No Pizza on the Piazza San Marco

Source: The Guardian, May 5, 2017

In an effort to “preserve decorum and traditions” in the romantic canal city of Venice, local authorities have banned new kebab shops and other fast-food outlets from opening.

A law passed on Thursday will also limit shops selling pizza by the slice. Only shops selling artisanal ice cream will be spared from the measure, long championed by the mayor of Venice, Luigi Brugnaro.

Paola Mar, the city’s tourism chief, said: “We want to put the brakes on types of activities which are not compatible with the preservation and development of Venice’s cultural heritage.”

Mar said the city was not opposed to kebabs or other types of fast food, and stressed she did not have a problem with people eating outside, although the consumption of takeaway food in St Mark’s Square is prohibited….

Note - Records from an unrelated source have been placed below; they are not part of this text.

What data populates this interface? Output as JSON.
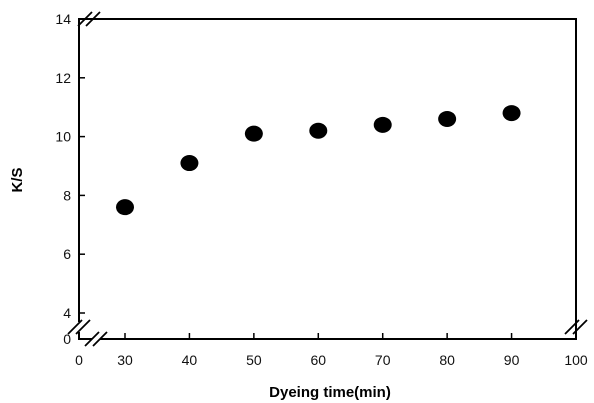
{
  "chart_data": {
    "type": "scatter",
    "title": "",
    "xlabel": "Dyeing time(min)",
    "ylabel": "K/S",
    "xlim": [
      0,
      100
    ],
    "x_axis_break": "between 0 and 30",
    "x_ticks": [
      0,
      30,
      40,
      50,
      60,
      70,
      80,
      90,
      100
    ],
    "ylim": [
      0,
      14
    ],
    "y_axis_break": "between 0 and 4",
    "y_ticks": [
      0,
      4,
      6,
      8,
      10,
      12,
      14
    ],
    "grid": false,
    "legend": "none",
    "marker_color": "#000000",
    "series": [
      {
        "x": [
          30,
          40,
          50,
          60,
          70,
          80,
          90
        ],
        "y": [
          7.6,
          9.1,
          10.1,
          10.2,
          10.4,
          10.6,
          10.8
        ]
      }
    ]
  }
}
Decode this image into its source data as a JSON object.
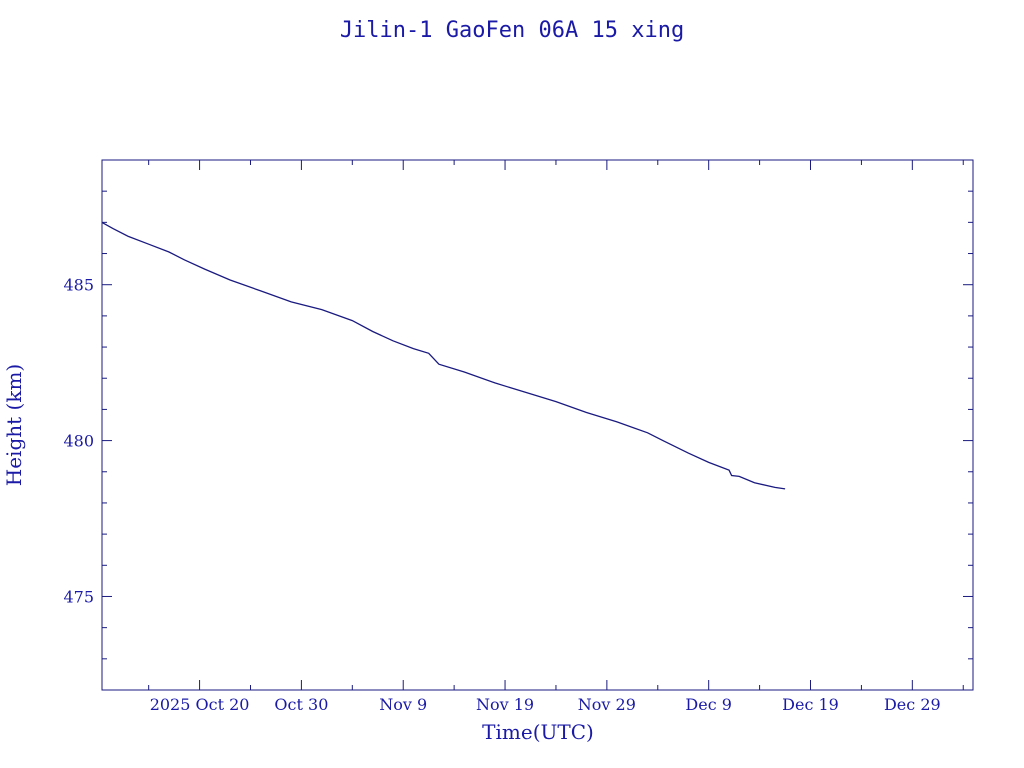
{
  "chart_data": {
    "type": "line",
    "title": "Jilin-1 GaoFen 06A 15 xing",
    "xlabel": "Time(UTC)",
    "ylabel": "Height (km)",
    "x_type": "date",
    "xlim": [
      "2025-10-10T10:00",
      "2026-01-03T23:00"
    ],
    "ylim": [
      472,
      489
    ],
    "x_major_ticks": [
      {
        "date": "2025-10-20",
        "label": "2025 Oct 20"
      },
      {
        "date": "2025-10-30",
        "label": "Oct 30"
      },
      {
        "date": "2025-11-09",
        "label": "Nov  9"
      },
      {
        "date": "2025-11-19",
        "label": "Nov 19"
      },
      {
        "date": "2025-11-29",
        "label": "Nov 29"
      },
      {
        "date": "2025-12-09",
        "label": "Dec  9"
      },
      {
        "date": "2025-12-19",
        "label": "Dec 19"
      },
      {
        "date": "2025-12-29",
        "label": "Dec 29"
      }
    ],
    "x_minor_ticks": [
      "2025-10-15",
      "2025-10-25",
      "2025-11-04",
      "2025-11-14",
      "2025-11-24",
      "2025-12-04",
      "2025-12-14",
      "2025-12-24",
      "2026-01-03"
    ],
    "y_major_ticks": [
      475,
      480,
      485
    ],
    "y_minor_ticks": [
      473,
      474,
      476,
      477,
      478,
      479,
      481,
      482,
      483,
      484,
      486,
      487,
      488
    ],
    "grid": false,
    "series": [
      {
        "color": "#1a1a80",
        "points": [
          {
            "x": "2025-10-10T10:00",
            "y": 487.0
          },
          {
            "x": "2025-10-11T12:00",
            "y": 486.8
          },
          {
            "x": "2025-10-13T00:00",
            "y": 486.55
          },
          {
            "x": "2025-10-15T00:00",
            "y": 486.3
          },
          {
            "x": "2025-10-17T00:00",
            "y": 486.05
          },
          {
            "x": "2025-10-18T12:00",
            "y": 485.8
          },
          {
            "x": "2025-10-20T12:00",
            "y": 485.5
          },
          {
            "x": "2025-10-23T00:00",
            "y": 485.15
          },
          {
            "x": "2025-10-26T00:00",
            "y": 484.8
          },
          {
            "x": "2025-10-29T00:00",
            "y": 484.45
          },
          {
            "x": "2025-11-01T00:00",
            "y": 484.2
          },
          {
            "x": "2025-11-04T00:00",
            "y": 483.85
          },
          {
            "x": "2025-11-06T00:00",
            "y": 483.5
          },
          {
            "x": "2025-11-08T00:00",
            "y": 483.2
          },
          {
            "x": "2025-11-10T00:00",
            "y": 482.95
          },
          {
            "x": "2025-11-11T12:00",
            "y": 482.8
          },
          {
            "x": "2025-11-12T12:00",
            "y": 482.45
          },
          {
            "x": "2025-11-15T00:00",
            "y": 482.2
          },
          {
            "x": "2025-11-18T00:00",
            "y": 481.85
          },
          {
            "x": "2025-11-21T00:00",
            "y": 481.55
          },
          {
            "x": "2025-11-24T00:00",
            "y": 481.25
          },
          {
            "x": "2025-11-27T00:00",
            "y": 480.9
          },
          {
            "x": "2025-11-30T00:00",
            "y": 480.6
          },
          {
            "x": "2025-12-03T00:00",
            "y": 480.25
          },
          {
            "x": "2025-12-04T12:00",
            "y": 480.0
          },
          {
            "x": "2025-12-07T00:00",
            "y": 479.6
          },
          {
            "x": "2025-12-09T00:00",
            "y": 479.3
          },
          {
            "x": "2025-12-11T00:00",
            "y": 479.05
          },
          {
            "x": "2025-12-11T06:00",
            "y": 478.88
          },
          {
            "x": "2025-12-12T00:00",
            "y": 478.85
          },
          {
            "x": "2025-12-13T12:00",
            "y": 478.65
          },
          {
            "x": "2025-12-15T12:00",
            "y": 478.5
          },
          {
            "x": "2025-12-16T12:00",
            "y": 478.45
          }
        ]
      }
    ]
  },
  "colors": {
    "axis": "#1a1a80",
    "text": "#1a1aa6",
    "background": "#ffffff"
  }
}
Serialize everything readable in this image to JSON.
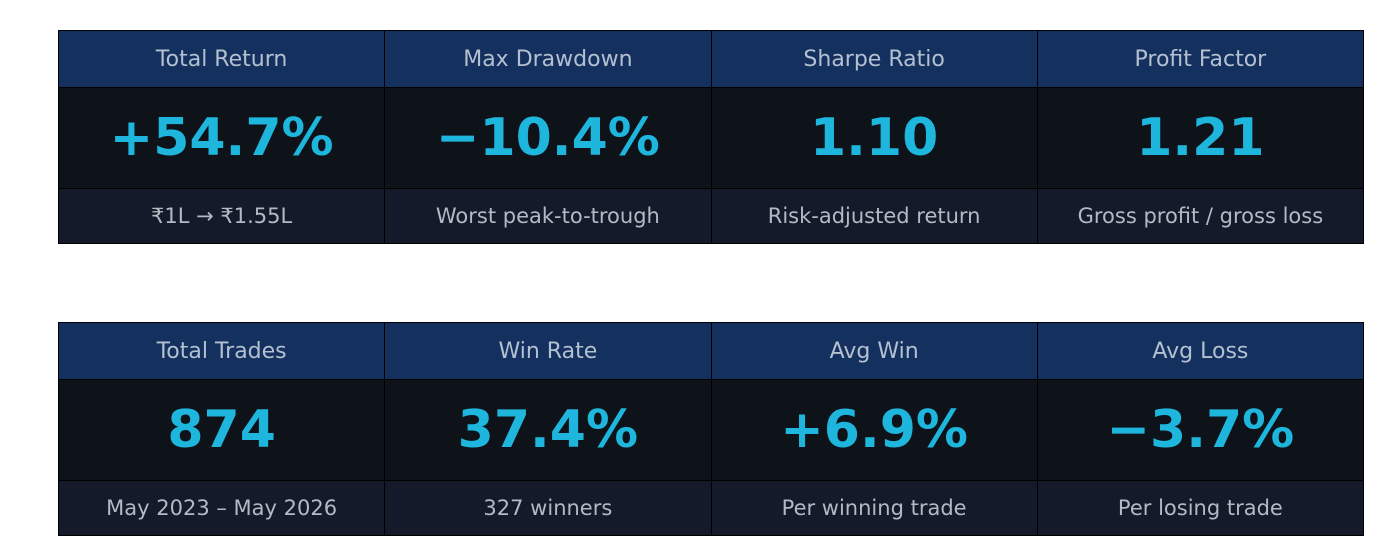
{
  "tables": [
    {
      "cells": [
        {
          "label": "Total Return",
          "value": "+54.7%",
          "sub": "₹1L → ₹1.55L"
        },
        {
          "label": "Max Drawdown",
          "value": "−10.4%",
          "sub": "Worst peak-to-trough"
        },
        {
          "label": "Sharpe Ratio",
          "value": "1.10",
          "sub": "Risk-adjusted return"
        },
        {
          "label": "Profit Factor",
          "value": "1.21",
          "sub": "Gross profit / gross loss"
        }
      ]
    },
    {
      "cells": [
        {
          "label": "Total Trades",
          "value": "874",
          "sub": "May 2023 – May 2026"
        },
        {
          "label": "Win Rate",
          "value": "37.4%",
          "sub": "327 winners"
        },
        {
          "label": "Avg Win",
          "value": "+6.9%",
          "sub": "Per winning trade"
        },
        {
          "label": "Avg Loss",
          "value": "−3.7%",
          "sub": "Per losing trade"
        }
      ]
    }
  ],
  "colors": {
    "header_bg": "#14305e",
    "value_bg": "#0e1219",
    "sub_bg": "#141a2a",
    "value_text": "#1eb6dc"
  }
}
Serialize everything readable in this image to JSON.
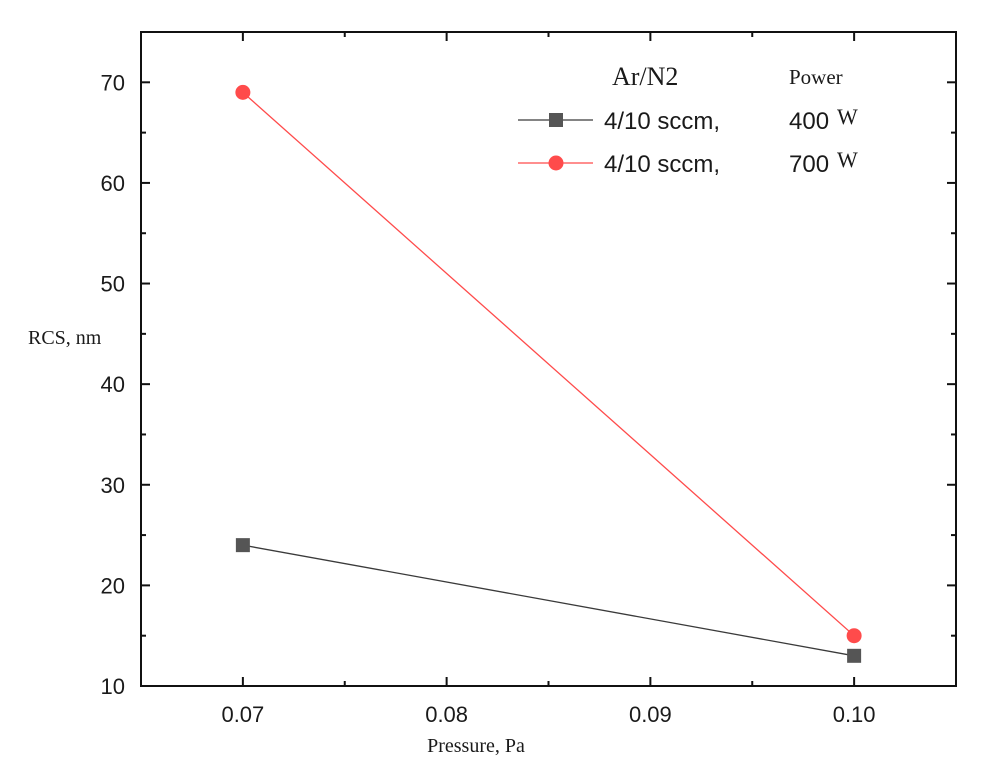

3 responses to “No Pizza on the Piazza San Marco

  1. Michael Gundy

    Why would anyone eat pizza (the Disney food of Italy) when Venice offers:

    1. Sarde in saor. This delectable agrodolce or sweet-sour dish
    2. Baccala mantecato. Coming in at a close second is another sublime fish-based antipasto.
    3. Risotto al nero di seppia.
    4. Risi e bisi.
    5. Bigoli in salsa.
    6. Fegato alla veneziana.
    7. Mołéche.
    8. Baicoli.
    9. Fritole
    10. All washed down with Prosecco, Valpolicella, Amarone, Orto di Venezia and Venissa. Your call!

    • “Why…” — Questions starting with this word usually have only unsatisfactory answers.

  2. Styra Avins

    How I welcomed the no-pizza rule. Pizza is not only not native to Venice, it has had a hand in wiping out the trattorias all over Italy. I know, because I was first in Italy in 1956 (yes!!!!!), when food was still regional, when my Italian cello teacher (living in NY but that summer in Italy, where he was giving a master class at the Venetian Conservatorio Benedetto Marcello) lost his temper at me when I asked him where I could eat Lasagne. “Lasagne!”, he fumed, “that’s a Bolognese dish. You are in Venice!!” Instead there were charming and inexpensive trattorias, where one could sit in a square and eat some of those dishes mentioned by Michael Gundy, and even run into former high-school classmates also in Venice and also eating at a little trattoria. Last time I was in Italy I had a hard time finding anything between a fancy sit-down restaurant and a pizza joint, whether in a town, city, or village.
    p.s. According to my cello teacher, pizza is native to Naples, and in square form native to Rome. And by now, native to New York, where it is different, covered with a ton of cheese and tomato sauce. But delicious!